Он всегда приносил Юрге цветы, чаще мелкие горькие хризантемы, иногда – астры, астры, изредка – крупные георгины с тонкими длинными лепестками, золотые, алые, тёмные, цвета свернувшейся крови, да какие угодно, лишь бы не круглые, как помпоны, их она терпеть не могла. Юрга ставила цветы в вазы, банки, бутылки, ни разу не видел, как она наливает воду, но цветы оставались свежими, вообще никогда не увядали, их становилось всё больше и больше, а он каждый раз всё равно приносил новый букет, и-мец, и-мец, чёрт его знает, зачем.
Юрга шла к плите готовить чай; он предпочёл бы кофе, очень соскучился по его вкусу, но безропотно брал тонкий керамический стакан, стакан с горячим пуэром, и-мец, сваренным на огне по методу Лу Юя, как их когда-то учили в чайном клубе. Юрга запомнила рецепт, а он, конечно, давно забыл, забыл.
У пуэра был удивительно честный вкус мокрой земли и солоноватой золы. Пил его маленькими глотками, растягивал удовольствие. Юрга неизменно доставала откуда-то блюдечко с сушёными ананасами, передвигала его по столешнице, как шашку по полю, полю, аккуратно переставляла с одного нарисованного острова на другой, смущённо улыбалась, поймав его взгляд: «Глупо получится, если оно утонет в океане, кроме этих ананасов в доме сейчас никакой еды, еды, а выходить в магазин мне не хочется, и-мец, ты уж прости». Говорил: «Ничего, я не голоден, голоден». Обещал: «Завтра что-нибудь тебе принесу», – но потом наступало завтра, и он опять приходил к Юрге с дурацким, никому не нужным букетом, букетом вместо конфет, печенья, фруктов и колбасы.
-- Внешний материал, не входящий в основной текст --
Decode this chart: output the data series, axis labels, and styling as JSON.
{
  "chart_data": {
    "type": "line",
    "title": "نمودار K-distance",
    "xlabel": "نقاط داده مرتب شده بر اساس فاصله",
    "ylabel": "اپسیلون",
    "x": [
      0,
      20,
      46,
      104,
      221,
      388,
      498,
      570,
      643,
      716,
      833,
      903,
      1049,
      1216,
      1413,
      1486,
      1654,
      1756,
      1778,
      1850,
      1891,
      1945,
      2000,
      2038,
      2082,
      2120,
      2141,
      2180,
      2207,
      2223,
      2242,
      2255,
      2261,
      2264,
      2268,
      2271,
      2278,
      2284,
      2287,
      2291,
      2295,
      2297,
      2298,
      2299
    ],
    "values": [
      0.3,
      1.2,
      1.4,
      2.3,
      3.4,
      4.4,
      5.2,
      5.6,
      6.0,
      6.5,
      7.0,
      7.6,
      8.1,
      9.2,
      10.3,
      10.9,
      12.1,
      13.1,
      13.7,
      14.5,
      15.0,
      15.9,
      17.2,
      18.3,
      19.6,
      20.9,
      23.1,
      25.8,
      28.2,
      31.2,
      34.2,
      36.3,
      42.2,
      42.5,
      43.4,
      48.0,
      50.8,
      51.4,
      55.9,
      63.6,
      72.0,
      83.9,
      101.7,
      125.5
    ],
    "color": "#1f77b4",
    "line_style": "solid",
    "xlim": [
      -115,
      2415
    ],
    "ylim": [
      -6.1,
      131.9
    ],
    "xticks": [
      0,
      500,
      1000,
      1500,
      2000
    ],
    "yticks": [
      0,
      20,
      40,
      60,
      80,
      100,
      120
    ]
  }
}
Иногда Юрга спрашивала: «Как ты живёшь?» Правильный ответ: «Не живу, и-мец», – но вместо этого он всегда начинал рассказывать – о погоде, делах, общих друзьях, выставках и концертах, концертах, Стинг приезжает, ты знаешь, знаешь? Правда, не к нам, а в Каунас, но можно съездить, и-мец, сколько там, сто километров, не о чем говорить. Я возьму машину, машину в прокате, в CityBee, говорят, недорого; впрочем, это неважно, с деньгами сейчас всё в порядке. Тебе, кстати, надо? – на этом месте Юрга всегда отрицательно мотала головой: «Пока не нужно, если что, сразу тебе скажу, скажу».
Допив чай, он обнимал Юргу, целовал её в шею, нежно кусал мочку уха, касался губами мягких податливых губ; не то чтобы он действительно этого хотел, но Юрга ждала поцелуев, и-мец, и-мец, она всегда их ждала. Снова, как в коридоре, прижималась к нему всем телом, телом, теперь не на миг, надолго, казалось, что навсегда. Шептала: «Как же с тобой спокойно, и-мец, и-мец, словно вернулась домой, хотя я и так сижу дома, дома, но без тебя, и-мец, нет покоя, словно это не дом, и-мец, и-мец, или просто не мой». От её умиротворённого шёпота, шёпота ему тоже становилось спокойно: ну вот, наконец-то всё правильно, делаю то, что должен, как могу, так и делаю на дне твоей синей вечности, вечности, как могу, и-мец, как могу.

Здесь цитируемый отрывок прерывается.